The war for statistics

My take on Bayesian and frequentist reasoning

Probability is confusing. It didn’t really make much sense to me (why are random variables neither random nor variables?) until I took my first course in measure theory, which really helped to put things into perspective.

Statistics is even more confusing, adding real-world aspects onto the back of theoretical probability. I hoped that there would be some sort of deeper picture here that would straighten things out for me, in much the same way that measure theory did for probability.

It turns out that there are two. And they don’t like each other very much.

Here is my attempt to decode frequentist and Bayesian mechanics:

Frequentism

Suppose you have a coin on a table in front of you. I tell you that the coin might be biased, and then ask you to tell me what the probability of heads is. You have never seen this coin before, but since it just sitting there, you might decide to flip the coin a few times. At this point, it seems reasonable to guess that the probability of heads is just the proportion of times that heads turned up.

Do Mario coins even have heads and tails? I wonder what high school stats classes look like in the Mushroom Kingdom…

This is a very simple example of frequentist reasoning – the idea that we can get information about a statistical process by sampling it a whole bunch of times (we make decisions based on the frequency of observed events). This is not justified in every case, but it is in fact accurate quite a lot of the time (including any case when we have independent trials, like above), justified by quite a lot of complex background math. If you were to go through all the calculations, you would find as the number of samples you take increases, the sample probability of heads will converge almost surely to the actual probability of heads.

Sadly, it is not possible to flip the coin infinitely many times. Tweaking the above approach to give useful answers with only a finite (but usually large) number of coin flips is largely case-specific, and is the job of the frequentist statistician.

Bayesianism

We have seen how a frequentist might handle the scenario above. Now we will put a Bayesian in the same scenario and see what they might do.

Thomas Bayes.gif
Reverend Thomas Bayes, a random British country pastor in the 1700s who discovered arguably the most useful single result in all of statistics, now known as Bayes’ Theorem.

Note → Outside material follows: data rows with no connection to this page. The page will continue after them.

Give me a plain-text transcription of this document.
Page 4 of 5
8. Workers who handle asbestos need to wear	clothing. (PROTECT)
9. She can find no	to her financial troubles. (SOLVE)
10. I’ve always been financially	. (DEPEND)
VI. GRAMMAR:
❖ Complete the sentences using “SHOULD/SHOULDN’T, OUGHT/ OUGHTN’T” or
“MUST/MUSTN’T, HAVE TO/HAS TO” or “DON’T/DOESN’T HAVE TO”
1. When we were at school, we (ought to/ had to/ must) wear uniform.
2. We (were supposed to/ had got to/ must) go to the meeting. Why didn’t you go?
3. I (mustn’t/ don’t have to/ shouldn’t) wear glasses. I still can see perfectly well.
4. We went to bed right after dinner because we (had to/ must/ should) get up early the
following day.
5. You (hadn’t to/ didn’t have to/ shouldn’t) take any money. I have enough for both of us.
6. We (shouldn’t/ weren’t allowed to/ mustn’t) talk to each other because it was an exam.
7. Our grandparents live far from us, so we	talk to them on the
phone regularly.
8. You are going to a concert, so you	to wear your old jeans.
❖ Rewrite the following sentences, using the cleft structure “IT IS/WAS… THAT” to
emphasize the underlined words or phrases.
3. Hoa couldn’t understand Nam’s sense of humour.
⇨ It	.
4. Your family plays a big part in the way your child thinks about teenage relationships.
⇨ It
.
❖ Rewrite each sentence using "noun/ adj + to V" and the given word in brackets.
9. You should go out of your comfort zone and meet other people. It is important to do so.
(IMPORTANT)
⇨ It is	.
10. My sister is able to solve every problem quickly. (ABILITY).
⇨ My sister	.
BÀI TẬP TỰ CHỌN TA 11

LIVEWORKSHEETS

The crux of Bayesian methods is what is called a “Bayesian prior” – a set of existing beliefs that we lay out before performing statistical trials. For example, maybe we believe strongly that our coin is fair, and our degree of belief in our coin having probability of heads p decreases as p strays from 1/2. We then sample – this could be a single coin flip or several – and update our beliefs based on what we observe.

Suppose that we do a bunch of coin flips and get a long sequence of heads. We would then update our beliefs to reflect this – we believe more strongly that p is larger than half, and the larger it is, the more strongly we believe. We still don’t have a direct answer to the question we were asked, but we do have a representation for our degree of belief that the probability of heads is p, for each value of p. Based on this there are a few sensible answers we could give – pick the value that we believe most in, take an average weighted by degree of belief, etc.

Conclusion

As you might have noticed, neither of these descriptions are complete – how does the frequentist approximate an infinite sequence of trials with only finitely many, how does the Bayesian choose their prior – but I think this gives a good idea of the philosophy behind each approach.